Kadokawa ha avviato un significativo processo di riorganizzazione interna, annunciando un piano di prepensionamento volontario rivolto ai dipendenti con più di 45 anni e con almeno cinque anni di anzianità aziendale. La misura si inserisce in una più ampia strategia di trasformazione del gruppo, finalizzata a rendere la struttura societaria più agile, meno onerosa sul piano dei costi e maggiormente orientata alla competizione internazionale.
Secondo quanto riportato, l’iniziativa non sarebbe il segnale di una crisi finanziaria immediata, bensì una scelta di razionalizzazione industriale: Kadokawa intende rafforzare la propria presenza globale, soprattutto nei settori che costituiscono il cuore del proprio business — editoria, manga, anime, cinema e videogiochi — e, per farlo, ritiene necessario intervenire preventivamente sulla propria organizzazione interna.

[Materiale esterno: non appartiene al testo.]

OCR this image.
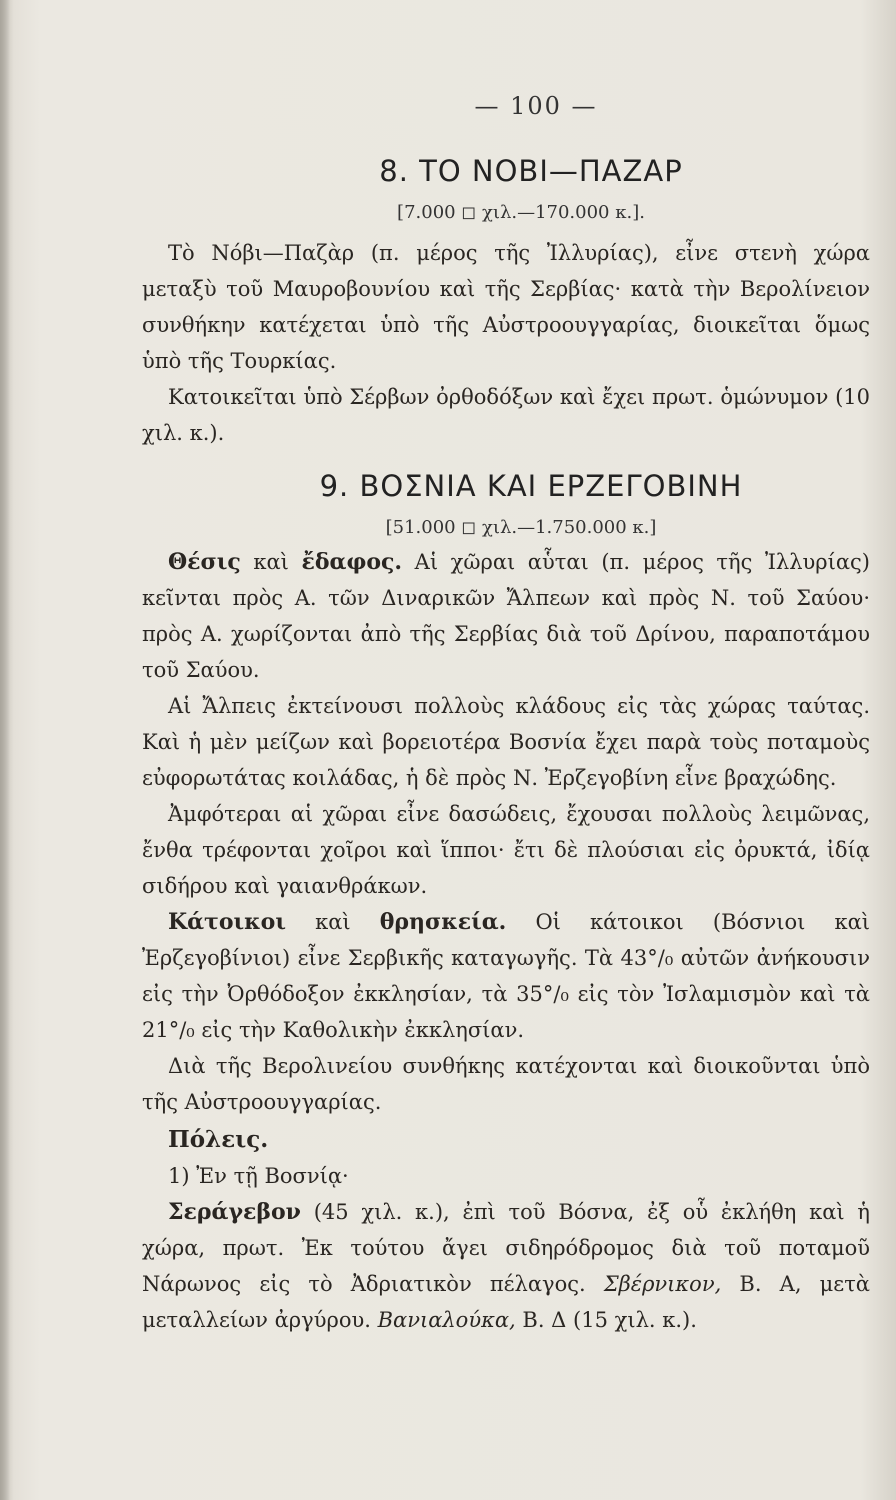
— 100 —
8. ΤΟ ΝΟΒΙ—ΠΑΖΑΡ
[7.000 ◻ χιλ.—170.000 κ.].

Τὸ Νόβι—Παζὰρ (π. μέρος τῆς Ἰλλυρίας), εἶνε στενὴ χώρα μεταξὺ τοῦ Μαυροβουνίου καὶ τῆς Σερβίας· κατὰ τὴν Βερολίνειον συνθήκην κατέχεται ὑπὸ τῆς Αὐστροουγγαρίας, διοικεῖται ὅμως ὑπὸ τῆς Τουρκίας.

Κατοικεῖται ὑπὸ Σέρβων ὀρθοδόξων καὶ ἔχει πρωτ. ὁμώνυμον (10 χιλ. κ.).

9. ΒΟΣΝΙΑ ΚΑΙ ΕΡΖΕΓΟΒΙΝΗ
[51.000 ◻ χιλ.—1.750.000 κ.]

Θέσις καὶ ἔδαφος. Αἱ χῶραι αὗται (π. μέρος τῆς Ἰλλυρίας) κεῖνται πρὸς Α. τῶν Διναρικῶν Ἄλπεων καὶ πρὸς Ν. τοῦ Σαύου· πρὸς Α. χωρίζονται ἀπὸ τῆς Σερβίας διὰ τοῦ Δρίνου, παραποτάμου τοῦ Σαύου.

Αἱ Ἄλπεις ἐκτείνουσι πολλοὺς κλάδους εἰς τὰς χώρας ταύτας. Καὶ ἡ μὲν μείζων καὶ βορειοτέρα Βοσνία ἔχει παρὰ τοὺς ποταμοὺς εὐφορωτάτας κοιλάδας, ἡ δὲ πρὸς Ν. Ἐρζεγοβίνη εἶνε βραχώδης.

Ἀμφότεραι αἱ χῶραι εἶνε δασώδεις, ἔχουσαι πολλοὺς λειμῶνας, ἔνθα τρέφονται χοῖροι καὶ ἵπποι· ἔτι δὲ πλούσιαι εἰς ὀρυκτά, ἰδίᾳ σιδήρου καὶ γαιανθράκων.

Κάτοικοι καὶ θρησκεία. Οἱ κάτοικοι (Βόσνιοι καὶ Ἐρζεγοβίνιοι) εἶνε Σερβικῆς καταγωγῆς. Τὰ 43°/₀ αὐτῶν ἀνήκουσιν εἰς τὴν Ὀρθόδοξον ἐκκλησίαν, τὰ 35°/₀ εἰς τὸν Ἰσλαμισμὸν καὶ τὰ 21°/₀ εἰς τὴν Καθολικὴν ἐκκλησίαν.

Διὰ τῆς Βερολινείου συνθήκης κατέχονται καὶ διοικοῦνται ὑπὸ τῆς Αὐστροουγγαρίας.

Πόλεις.

1) Ἐν τῇ Βοσνίᾳ·

Σεράγεβον (45 χιλ. κ.), ἐπὶ τοῦ Βόσνα, ἐξ οὗ ἐκλήθη καὶ ἡ χώρα, πρωτ. Ἐκ τούτου ἄγει σιδηρόδρομος διὰ τοῦ ποταμοῦ Νάρωνος εἰς τὸ Ἀδριατικὸν πέλαγος. Σβέρνικον, Β. Α, μετὰ μεταλλείων ἀργύρου. Βανιαλούκα, Β. Δ (15 χιλ. κ.).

Il piano prevede che le uscite possano decorrere dal 30 giugno 2026, ma al momento non è stato comunicato il numero preciso dei lavoratori potenzialmente coinvolti. Questo elemento ha alimentato una certa attenzione nel settore, anche perché la decisione arriva in una fase delicata per il gruppo, caratterizzata da una crescente pressione degli investitori e degli azionisti, che da tempo chiedono una governance più efficiente e una maggiore redditività.
La decisione di Kadokawa si colloca in una fase di raffreddamento del mercato dei manga, che negli ultimi anni ha mostrato segnali di rallentamento dopo il boom registrato durante il periodo pandemico. In Giappone, infatti, il comparto editoriale non cresce più ai ritmi del recente passato: le vendite cartacee sono in calo, mentre il segmento digitale, pur restando dominante, ha rallentato la propria espansione.
Per Kadokawa questo fenomeno si è tradotto in un dato particolarmente significativo: pur aumentando il numero delle nuove pubblicazioni, il ricavo medio per singolo titolo si è ridotto, segnale di una frammentazione della domanda e di una maggiore difficoltà nel creare nuovi “grandi successi” editoriali. La stessa società ha riconosciuto che il comparto publishing — comprendente manga, libri cartacei ed e-book — ha subito una forte compressione dei margini, dovuta sia al calo delle vendite medie in Giappone sia all’aumento dei costi del personale.